Raspberries are long-lived plants and will often crop for 10 years or more, so take the trouble to make a sturdy support frame using 2.5 metre- high tanalised fence posts. Position them in a line at 2 metre intervals and hammer firmly into the ground. Attach three lengths of horizontal galvanised wire to the posts, (the bottom wire needs to be about 30 cms above soil level) and position the plants approximately 40 cms apart, adding general-purpose fertiliser to the soil.

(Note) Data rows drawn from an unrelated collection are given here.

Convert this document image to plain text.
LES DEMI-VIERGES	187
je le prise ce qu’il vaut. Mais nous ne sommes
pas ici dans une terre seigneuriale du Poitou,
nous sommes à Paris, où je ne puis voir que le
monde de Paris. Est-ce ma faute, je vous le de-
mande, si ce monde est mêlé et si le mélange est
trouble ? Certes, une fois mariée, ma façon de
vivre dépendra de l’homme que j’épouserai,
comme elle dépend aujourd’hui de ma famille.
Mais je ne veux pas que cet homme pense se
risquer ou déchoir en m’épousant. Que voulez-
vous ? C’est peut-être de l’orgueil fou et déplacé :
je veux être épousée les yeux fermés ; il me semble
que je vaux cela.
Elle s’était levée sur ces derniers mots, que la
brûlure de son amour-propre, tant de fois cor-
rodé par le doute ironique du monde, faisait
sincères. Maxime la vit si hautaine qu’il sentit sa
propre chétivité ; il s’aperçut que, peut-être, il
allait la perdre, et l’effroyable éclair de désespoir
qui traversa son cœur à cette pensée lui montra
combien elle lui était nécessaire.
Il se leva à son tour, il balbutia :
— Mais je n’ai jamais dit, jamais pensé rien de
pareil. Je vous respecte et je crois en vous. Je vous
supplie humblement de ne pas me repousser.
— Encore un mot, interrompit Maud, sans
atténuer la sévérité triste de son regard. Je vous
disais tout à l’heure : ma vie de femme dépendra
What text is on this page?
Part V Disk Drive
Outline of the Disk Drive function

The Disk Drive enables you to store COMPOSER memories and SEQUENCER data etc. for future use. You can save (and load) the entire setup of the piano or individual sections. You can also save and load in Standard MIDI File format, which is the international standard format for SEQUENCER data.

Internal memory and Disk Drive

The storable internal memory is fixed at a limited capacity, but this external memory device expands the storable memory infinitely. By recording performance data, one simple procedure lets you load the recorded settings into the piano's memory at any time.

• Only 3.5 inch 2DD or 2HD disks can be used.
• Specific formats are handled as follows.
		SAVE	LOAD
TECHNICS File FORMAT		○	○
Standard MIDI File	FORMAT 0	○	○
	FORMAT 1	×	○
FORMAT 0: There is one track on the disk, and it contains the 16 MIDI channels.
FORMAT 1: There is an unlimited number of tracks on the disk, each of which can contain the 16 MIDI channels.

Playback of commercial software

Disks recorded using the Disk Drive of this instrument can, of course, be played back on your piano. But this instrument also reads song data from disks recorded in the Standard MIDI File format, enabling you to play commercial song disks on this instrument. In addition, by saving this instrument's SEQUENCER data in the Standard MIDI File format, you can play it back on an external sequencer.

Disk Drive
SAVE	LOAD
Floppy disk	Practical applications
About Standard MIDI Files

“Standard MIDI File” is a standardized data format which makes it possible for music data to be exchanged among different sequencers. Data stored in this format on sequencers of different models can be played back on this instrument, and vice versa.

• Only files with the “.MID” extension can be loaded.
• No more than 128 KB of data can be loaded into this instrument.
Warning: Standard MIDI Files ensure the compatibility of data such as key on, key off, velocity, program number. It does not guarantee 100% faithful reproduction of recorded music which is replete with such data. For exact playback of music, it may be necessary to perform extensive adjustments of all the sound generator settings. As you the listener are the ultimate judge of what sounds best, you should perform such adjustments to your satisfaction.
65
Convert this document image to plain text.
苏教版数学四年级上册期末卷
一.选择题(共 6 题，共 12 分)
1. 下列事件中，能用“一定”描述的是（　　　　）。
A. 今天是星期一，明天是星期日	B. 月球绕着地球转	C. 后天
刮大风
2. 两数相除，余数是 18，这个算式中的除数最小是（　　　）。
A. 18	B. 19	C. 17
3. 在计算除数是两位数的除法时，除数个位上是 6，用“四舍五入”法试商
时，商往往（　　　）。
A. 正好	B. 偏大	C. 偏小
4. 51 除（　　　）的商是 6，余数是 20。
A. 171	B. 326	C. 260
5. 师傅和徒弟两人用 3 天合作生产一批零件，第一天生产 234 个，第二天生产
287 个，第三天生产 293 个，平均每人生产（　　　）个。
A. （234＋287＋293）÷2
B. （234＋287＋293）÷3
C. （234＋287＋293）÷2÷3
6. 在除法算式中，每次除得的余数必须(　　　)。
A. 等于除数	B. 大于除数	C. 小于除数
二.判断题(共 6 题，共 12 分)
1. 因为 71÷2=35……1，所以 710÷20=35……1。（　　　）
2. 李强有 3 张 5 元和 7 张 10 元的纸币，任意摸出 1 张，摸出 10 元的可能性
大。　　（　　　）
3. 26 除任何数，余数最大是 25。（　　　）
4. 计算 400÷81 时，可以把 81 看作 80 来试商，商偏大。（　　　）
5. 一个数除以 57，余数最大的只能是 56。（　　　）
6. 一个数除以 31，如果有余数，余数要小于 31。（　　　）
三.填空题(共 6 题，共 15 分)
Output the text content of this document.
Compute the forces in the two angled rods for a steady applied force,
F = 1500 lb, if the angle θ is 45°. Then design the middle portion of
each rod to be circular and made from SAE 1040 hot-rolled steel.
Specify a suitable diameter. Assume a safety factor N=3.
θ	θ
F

Summer raspberries bear fruit on mature ‘canes’ (stems), produced the previous year. Select the strongest ones and tie them to the front of the wires as they grow, spacing approximately 10 cms between each cane. Remove weak-looking stems, or those that are smothering their neighbours — don’t be greedy, good air circulation will help keep the plants healthy. As the canes start to bear fruit, look out for new ones to take their place the following year, tying them behind the wires to keep them separated from the fruiting canes at the front. Using this method, it’s simpler to access and remove the mature canes when they’ve finished fruiting, leaving the new ones to grow on for next year.
Unlike their summer cousins, autumn varieties produce fruit on canes that have grown the same year, so their pruning and training requirements are super-easy. In February and March, simply cut all of the previous year’s growth down to ground level and tie in the newly emerging canes as required.
Raspberries don’t have to be cultivated in rows. If space is limited, hammer a post into the ground and position three plants around it. Allow half-a-dozen canes per plant to develop, tying them loosely to the post as they grow. Cut away surplus shoots at ground level. Some varieties, (notably autumn fruiters) have a bushier habit and require minimal support, making them ideal for this growing method.
Raspberries can also be grown in a large container, such as a half-barrel. Add water-retaining leaf mould to the potting mix and top it up with a thick mulch to lock in moisture and suppress weed growth. However you grow them, be sure to fix birdproof mesh over your plants well before the fruits ripen — otherwise crafty blackbirds will scoff the lot!